Jak poinformowała policja, 51-letni menedżer został zaatakowany przez dwóch mężczyzn w parku w Haan koło Duesseldorfu. Sprawcy oblali go żrącym kwasem, powodując poważne obrażenia. Jego życiu nie zagraża jednak niebezpieczeństwo.
"Bild": śledczy badają związek z wycinką lasu Hambach
Powołana komisja śledcza prowadzi dochodzenie pod kątem próby zabójstwa. Tabloid "Bild" poinformował, że śledczy badają związek z konfliktem wokół kopalni odkrywkowej na terenie lasu Hambach. W śledztwo zostały włączone organy ochrony państwa.
Las Hambach położony między Kolonią a Akwizgranem należy do najstarszych lasów mieszanych w Europie Środkowej, liczy sobie ok. 12 tys. lat. Ekolodzy podkreślają, że wyróżnia się niepowtarzalnym ekosystemem o dużej bioróżnorodności i domagają się, by las trafił pod ochronę.
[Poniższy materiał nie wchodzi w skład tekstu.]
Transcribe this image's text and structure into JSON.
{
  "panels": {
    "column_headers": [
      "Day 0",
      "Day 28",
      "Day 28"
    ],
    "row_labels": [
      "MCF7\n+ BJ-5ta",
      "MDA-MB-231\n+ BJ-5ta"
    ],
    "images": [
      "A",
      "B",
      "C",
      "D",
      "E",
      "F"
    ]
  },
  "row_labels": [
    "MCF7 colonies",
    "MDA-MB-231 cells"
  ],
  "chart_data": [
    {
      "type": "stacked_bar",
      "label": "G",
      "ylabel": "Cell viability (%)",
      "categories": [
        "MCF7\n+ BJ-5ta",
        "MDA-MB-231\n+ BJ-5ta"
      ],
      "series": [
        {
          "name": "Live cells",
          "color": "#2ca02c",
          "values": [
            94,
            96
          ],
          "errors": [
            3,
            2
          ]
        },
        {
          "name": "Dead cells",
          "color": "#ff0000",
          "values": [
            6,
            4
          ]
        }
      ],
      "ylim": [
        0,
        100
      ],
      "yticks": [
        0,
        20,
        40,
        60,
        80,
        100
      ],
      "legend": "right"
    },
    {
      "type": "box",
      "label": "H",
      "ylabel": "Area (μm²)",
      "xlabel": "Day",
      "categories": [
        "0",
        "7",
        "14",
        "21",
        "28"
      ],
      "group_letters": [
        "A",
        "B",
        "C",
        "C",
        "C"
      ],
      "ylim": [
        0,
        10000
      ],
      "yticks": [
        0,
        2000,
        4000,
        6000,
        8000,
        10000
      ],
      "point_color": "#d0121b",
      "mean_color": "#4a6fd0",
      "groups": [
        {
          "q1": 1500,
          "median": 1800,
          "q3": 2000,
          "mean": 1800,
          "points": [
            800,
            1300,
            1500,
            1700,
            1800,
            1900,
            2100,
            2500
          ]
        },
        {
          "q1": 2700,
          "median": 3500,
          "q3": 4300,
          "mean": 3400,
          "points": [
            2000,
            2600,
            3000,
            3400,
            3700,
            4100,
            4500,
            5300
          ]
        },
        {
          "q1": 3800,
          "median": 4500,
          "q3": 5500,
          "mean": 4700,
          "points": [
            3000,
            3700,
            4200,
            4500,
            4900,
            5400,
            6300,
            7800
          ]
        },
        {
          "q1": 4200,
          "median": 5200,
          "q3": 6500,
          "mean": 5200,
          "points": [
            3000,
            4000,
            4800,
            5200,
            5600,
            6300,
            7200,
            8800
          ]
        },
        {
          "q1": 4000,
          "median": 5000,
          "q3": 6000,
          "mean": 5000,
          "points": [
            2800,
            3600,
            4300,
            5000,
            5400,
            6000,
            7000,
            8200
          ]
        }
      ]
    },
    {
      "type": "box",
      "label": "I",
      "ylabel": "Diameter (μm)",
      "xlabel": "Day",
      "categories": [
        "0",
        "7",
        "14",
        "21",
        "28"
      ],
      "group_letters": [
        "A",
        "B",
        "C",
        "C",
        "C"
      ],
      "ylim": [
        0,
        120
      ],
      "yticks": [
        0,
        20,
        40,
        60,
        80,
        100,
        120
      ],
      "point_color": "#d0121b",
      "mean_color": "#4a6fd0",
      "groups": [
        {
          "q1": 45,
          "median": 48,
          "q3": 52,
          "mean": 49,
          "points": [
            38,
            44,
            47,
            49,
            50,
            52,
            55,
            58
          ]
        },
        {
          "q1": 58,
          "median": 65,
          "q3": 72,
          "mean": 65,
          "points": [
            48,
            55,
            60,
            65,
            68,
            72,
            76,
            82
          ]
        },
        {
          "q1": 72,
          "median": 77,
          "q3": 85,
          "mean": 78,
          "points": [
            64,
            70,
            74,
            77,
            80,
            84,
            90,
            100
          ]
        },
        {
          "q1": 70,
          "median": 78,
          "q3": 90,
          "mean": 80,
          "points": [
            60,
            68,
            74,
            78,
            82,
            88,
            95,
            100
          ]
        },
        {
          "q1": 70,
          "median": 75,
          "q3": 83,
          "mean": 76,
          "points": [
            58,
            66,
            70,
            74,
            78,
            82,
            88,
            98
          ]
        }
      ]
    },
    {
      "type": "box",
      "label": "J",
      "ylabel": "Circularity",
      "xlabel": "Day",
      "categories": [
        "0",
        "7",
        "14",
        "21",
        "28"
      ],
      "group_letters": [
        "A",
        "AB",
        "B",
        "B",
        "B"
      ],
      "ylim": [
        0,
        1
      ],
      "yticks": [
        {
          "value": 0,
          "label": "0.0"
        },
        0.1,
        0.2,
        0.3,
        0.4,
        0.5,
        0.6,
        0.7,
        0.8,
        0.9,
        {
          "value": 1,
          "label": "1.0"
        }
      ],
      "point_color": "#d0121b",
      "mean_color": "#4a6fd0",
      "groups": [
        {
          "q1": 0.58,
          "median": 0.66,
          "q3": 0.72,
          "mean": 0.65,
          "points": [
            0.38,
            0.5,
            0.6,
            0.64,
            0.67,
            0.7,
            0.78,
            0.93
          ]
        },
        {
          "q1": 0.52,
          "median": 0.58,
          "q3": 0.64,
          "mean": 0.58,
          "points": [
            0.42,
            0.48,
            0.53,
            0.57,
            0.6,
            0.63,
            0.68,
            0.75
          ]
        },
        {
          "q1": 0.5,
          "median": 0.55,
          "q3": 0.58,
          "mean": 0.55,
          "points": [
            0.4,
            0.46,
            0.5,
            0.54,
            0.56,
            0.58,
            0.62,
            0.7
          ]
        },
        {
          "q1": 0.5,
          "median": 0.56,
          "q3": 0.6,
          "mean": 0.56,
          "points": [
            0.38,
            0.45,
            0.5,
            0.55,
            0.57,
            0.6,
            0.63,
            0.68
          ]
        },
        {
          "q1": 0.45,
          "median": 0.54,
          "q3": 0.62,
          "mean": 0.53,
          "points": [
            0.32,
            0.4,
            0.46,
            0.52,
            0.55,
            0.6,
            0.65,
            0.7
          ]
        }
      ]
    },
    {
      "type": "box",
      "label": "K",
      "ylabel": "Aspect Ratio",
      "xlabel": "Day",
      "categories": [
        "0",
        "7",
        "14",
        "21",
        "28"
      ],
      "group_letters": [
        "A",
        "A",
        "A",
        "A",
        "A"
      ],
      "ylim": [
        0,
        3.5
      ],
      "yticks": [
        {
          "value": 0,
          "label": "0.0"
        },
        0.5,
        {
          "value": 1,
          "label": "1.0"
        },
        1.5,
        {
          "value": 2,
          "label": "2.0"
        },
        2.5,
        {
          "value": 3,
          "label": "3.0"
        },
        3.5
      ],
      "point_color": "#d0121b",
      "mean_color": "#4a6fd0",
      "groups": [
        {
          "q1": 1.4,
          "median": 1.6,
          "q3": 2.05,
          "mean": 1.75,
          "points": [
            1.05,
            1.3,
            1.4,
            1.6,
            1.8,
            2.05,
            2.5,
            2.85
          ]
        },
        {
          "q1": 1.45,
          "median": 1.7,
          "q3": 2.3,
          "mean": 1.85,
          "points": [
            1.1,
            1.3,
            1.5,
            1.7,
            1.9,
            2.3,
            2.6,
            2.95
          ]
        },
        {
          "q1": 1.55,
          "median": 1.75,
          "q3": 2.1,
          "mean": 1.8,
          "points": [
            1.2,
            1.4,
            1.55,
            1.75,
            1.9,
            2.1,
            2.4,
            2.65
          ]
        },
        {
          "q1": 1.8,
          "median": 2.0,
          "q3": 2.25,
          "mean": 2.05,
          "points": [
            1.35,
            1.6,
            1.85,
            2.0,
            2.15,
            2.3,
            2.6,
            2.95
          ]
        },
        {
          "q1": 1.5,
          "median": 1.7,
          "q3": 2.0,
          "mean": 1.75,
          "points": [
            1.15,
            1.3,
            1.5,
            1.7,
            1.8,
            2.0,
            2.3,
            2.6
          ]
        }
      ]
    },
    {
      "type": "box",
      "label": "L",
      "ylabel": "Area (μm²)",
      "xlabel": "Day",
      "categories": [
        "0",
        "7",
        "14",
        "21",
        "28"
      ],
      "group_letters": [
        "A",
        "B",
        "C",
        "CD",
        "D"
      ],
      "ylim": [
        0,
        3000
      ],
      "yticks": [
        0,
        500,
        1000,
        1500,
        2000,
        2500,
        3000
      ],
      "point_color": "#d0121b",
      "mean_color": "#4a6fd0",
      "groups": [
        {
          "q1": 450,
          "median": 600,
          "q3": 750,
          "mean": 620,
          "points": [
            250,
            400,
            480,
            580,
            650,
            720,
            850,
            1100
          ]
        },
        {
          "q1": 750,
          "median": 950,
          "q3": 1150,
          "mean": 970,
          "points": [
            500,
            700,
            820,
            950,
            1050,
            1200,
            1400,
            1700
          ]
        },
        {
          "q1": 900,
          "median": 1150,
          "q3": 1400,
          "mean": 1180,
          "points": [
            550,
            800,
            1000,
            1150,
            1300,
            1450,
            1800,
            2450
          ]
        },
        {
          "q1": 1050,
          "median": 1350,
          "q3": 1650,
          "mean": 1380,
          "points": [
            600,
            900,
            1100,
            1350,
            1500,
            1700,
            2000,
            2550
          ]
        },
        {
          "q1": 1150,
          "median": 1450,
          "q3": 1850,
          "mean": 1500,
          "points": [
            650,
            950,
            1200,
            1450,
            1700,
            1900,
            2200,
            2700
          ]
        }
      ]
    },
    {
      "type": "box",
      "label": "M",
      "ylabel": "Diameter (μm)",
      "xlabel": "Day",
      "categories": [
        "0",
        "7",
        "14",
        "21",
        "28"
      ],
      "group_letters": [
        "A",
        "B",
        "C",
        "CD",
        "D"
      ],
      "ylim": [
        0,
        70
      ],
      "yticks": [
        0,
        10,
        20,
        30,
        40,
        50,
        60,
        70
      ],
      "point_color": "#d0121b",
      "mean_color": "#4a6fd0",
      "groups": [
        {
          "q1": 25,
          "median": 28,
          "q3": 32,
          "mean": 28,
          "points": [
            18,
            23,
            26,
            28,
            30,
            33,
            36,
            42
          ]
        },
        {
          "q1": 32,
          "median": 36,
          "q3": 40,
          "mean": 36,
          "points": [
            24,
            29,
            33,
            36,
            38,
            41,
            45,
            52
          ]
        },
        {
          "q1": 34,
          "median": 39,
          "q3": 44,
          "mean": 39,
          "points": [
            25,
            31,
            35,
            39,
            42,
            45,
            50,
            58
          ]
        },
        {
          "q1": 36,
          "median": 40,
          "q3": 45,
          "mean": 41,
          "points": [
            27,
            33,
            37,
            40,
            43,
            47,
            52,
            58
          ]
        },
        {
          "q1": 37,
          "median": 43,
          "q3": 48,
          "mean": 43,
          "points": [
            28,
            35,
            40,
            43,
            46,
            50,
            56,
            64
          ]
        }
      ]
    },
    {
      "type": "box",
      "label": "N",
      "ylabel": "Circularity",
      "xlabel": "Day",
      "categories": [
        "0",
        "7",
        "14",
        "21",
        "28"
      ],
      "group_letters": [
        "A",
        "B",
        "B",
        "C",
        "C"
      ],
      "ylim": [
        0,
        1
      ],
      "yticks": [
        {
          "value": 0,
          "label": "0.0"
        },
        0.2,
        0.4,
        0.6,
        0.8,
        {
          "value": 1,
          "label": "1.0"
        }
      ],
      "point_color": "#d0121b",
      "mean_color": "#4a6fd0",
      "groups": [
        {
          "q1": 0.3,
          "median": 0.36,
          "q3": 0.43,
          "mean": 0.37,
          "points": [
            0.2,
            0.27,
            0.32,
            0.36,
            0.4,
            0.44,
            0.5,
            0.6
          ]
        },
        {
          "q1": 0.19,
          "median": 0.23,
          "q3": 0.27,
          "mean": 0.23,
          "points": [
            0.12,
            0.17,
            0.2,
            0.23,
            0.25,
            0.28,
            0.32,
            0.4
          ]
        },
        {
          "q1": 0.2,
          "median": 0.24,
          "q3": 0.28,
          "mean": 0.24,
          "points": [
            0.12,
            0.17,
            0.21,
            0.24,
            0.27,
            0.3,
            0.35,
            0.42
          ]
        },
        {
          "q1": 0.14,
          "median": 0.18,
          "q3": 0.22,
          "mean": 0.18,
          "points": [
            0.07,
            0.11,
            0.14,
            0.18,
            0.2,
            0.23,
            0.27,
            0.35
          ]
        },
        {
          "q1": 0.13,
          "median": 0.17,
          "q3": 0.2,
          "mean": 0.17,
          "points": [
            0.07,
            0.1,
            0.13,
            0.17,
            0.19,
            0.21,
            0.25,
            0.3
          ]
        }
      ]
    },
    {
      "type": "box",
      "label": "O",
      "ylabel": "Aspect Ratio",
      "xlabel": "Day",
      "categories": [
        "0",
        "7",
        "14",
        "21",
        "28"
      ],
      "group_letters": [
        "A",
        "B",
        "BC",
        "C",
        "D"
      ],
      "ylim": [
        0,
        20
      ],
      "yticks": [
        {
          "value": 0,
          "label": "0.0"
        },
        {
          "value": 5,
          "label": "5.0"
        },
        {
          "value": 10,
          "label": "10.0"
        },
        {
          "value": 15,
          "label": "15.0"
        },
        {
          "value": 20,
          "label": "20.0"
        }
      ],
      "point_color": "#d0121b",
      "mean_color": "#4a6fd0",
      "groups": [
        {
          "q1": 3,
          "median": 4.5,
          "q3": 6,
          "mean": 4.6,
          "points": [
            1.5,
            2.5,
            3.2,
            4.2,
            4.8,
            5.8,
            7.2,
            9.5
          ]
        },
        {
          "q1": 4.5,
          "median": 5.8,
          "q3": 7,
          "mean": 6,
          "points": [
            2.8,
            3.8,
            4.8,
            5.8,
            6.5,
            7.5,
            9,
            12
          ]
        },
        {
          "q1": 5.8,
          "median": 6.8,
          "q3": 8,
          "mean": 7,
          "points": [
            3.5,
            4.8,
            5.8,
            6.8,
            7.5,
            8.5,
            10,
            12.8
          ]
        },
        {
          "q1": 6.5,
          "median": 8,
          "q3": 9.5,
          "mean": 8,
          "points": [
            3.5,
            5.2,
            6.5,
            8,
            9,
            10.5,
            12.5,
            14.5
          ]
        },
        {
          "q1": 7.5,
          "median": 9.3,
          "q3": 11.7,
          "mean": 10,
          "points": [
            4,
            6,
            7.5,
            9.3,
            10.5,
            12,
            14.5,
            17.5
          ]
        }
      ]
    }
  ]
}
W listopadzie ub. roku ekolodzy przegrali jednak w sądzie z koncernem ernergetycznym RWE, który od lat 70. wydobywa w tym regionie węgiel brunatny i jest właścicielem terenu.
Innogy deklaruje produkcję "zielonej energii"
Dyrektor generalny Innogy Uwe Tigges oświadczył, że koncern "jest zszokowany wiadomością o ataku". Dodał, że firma nie ma żadnych informacji na temat tła tego czynu.
Innogy jest spółką córką giganta energetycznego RWE i koncentruje się na produkcji "zielonej energii". Jest także operatorem sieci i zakładów produkujących energię z odnawialnych źródeł.